Os Upanixades, parte especulativa e mística do Veda, são considerados constituir a completude — anta —; seu ensinamento é estabelecido no Vedanta, um dos seis sistemas reconhecidos pela ortodoxia bramânica ulterior. O Vedanta é ele mesmo dividido entre várias escolas, mas a escola mais importante, assim como a mais antiga — daquelas, pelo menos, das quais as produções nos alcançaram — assim como a mais influente, permanece aquela fundada pelo ilustre Sankara, o Advaita ou doutrina da não-dualidade. É no interior deste sistema que a noção de ahamkara foi elaborada com o maior rigor, de perspicacidade e de constância. Seu exame formará portanto a espinha dorsal do presente trabalho. Começado com o fundador mesmo da escola, abrangerá a obra de seus principais continuadores até cerca do século XI.

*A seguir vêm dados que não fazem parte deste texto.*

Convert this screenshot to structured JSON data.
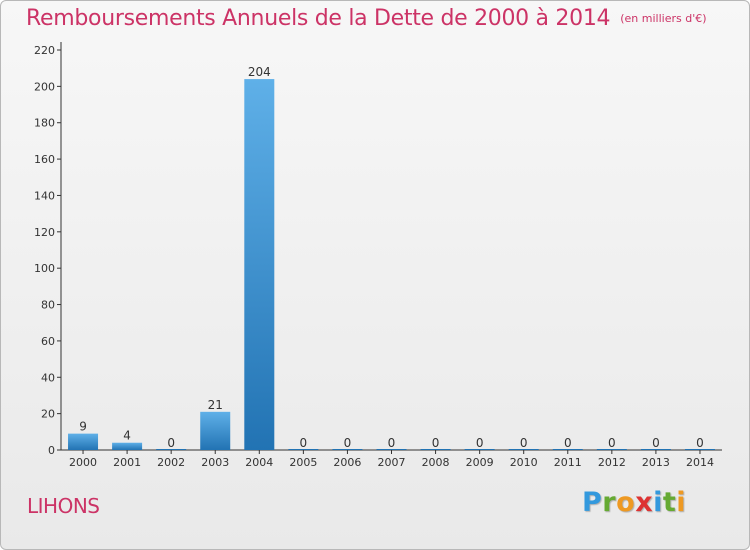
{
  "header": {
    "title": "Remboursements Annuels de la Dette de 2000 à 2014",
    "unit": "(en milliers d'€)"
  },
  "footer": {
    "place": "LIHONS",
    "logo_letters": [
      {
        "ch": "P",
        "color": "#3399dd"
      },
      {
        "ch": "r",
        "color": "#66aa33"
      },
      {
        "ch": "o",
        "color": "#ee9922"
      },
      {
        "ch": "x",
        "color": "#dd3333"
      },
      {
        "ch": "i",
        "color": "#3399dd"
      },
      {
        "ch": "t",
        "color": "#66aa33"
      },
      {
        "ch": "i",
        "color": "#ee9922"
      }
    ]
  },
  "colors": {
    "title": "#cc3366",
    "bar_top": "#5fb0e8",
    "bar_bottom": "#2273b3",
    "axis": "#333333"
  },
  "chart_data": {
    "type": "bar",
    "title": "Remboursements Annuels de la Dette de 2000 à 2014",
    "subtitle": "(en milliers d'€)",
    "xlabel": "",
    "ylabel": "",
    "categories": [
      "2000",
      "2001",
      "2002",
      "2003",
      "2004",
      "2005",
      "2006",
      "2007",
      "2008",
      "2009",
      "2010",
      "2011",
      "2012",
      "2013",
      "2014"
    ],
    "values": [
      9,
      4,
      0,
      21,
      204,
      0,
      0,
      0,
      0,
      0,
      0,
      0,
      0,
      0,
      0
    ],
    "ylim": [
      0,
      220
    ],
    "yticks": [
      0,
      20,
      40,
      60,
      80,
      100,
      120,
      140,
      160,
      180,
      200,
      220
    ],
    "grid": false,
    "data_labels": true
  }
}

No entanto, o Advaita é um retardatário entre os sistemas ortodoxos. Entre seus primórdios (século VII) e os mais antigos Upanixades cerca de quinze séculos se passaram. No intervalo um fenômeno de porte considerável se produziu: o apogeu do budismo, e secundariamente do Jainismo. Estes movimentos, sobretudo o budismo, podem ser interpretados por um lado como uma reação, originária de meios renunciantes estranhos ao ritualismo bramânico, contra uma certa maneira de conduzir o ensinamento upanixádico no sentido de um imoralismo mágico da manipulação das forças cósmicas em benefício da vontade de poder individual. Uma doutrina tão célebre como aquela da negação do atman procede diretamente desta preocupação. E não é exagero dizer que é este pôr em questão radical de sua prática mágico-ritualista que constringiu os brâmanes a se aventurar sobre o terreno da reflexão filosófica propriamente dita. Os darshanas («sistemas») clássicos outros que o Vedanta sankariano — e que o precederam em seus desenvolvimento — constituem tantas respostas a este desafio, respostas mais ou menos adequadas segundo a profundidade do distúrbio produzido pela doutrina da «ausência de Si» nos diversos meios concernidos. O Advaita não sendo senão a última e mais adequada destas respostas, não poderíamos associá-lo diretamente aos Upanixades sem uma colocação prévia, relativa à doutrina budista do não-Si e a seu choque no bramanismo. O apogeu da noção de ahamkara é com efeito indissociável destas reações bramânicas pré-sankarianas.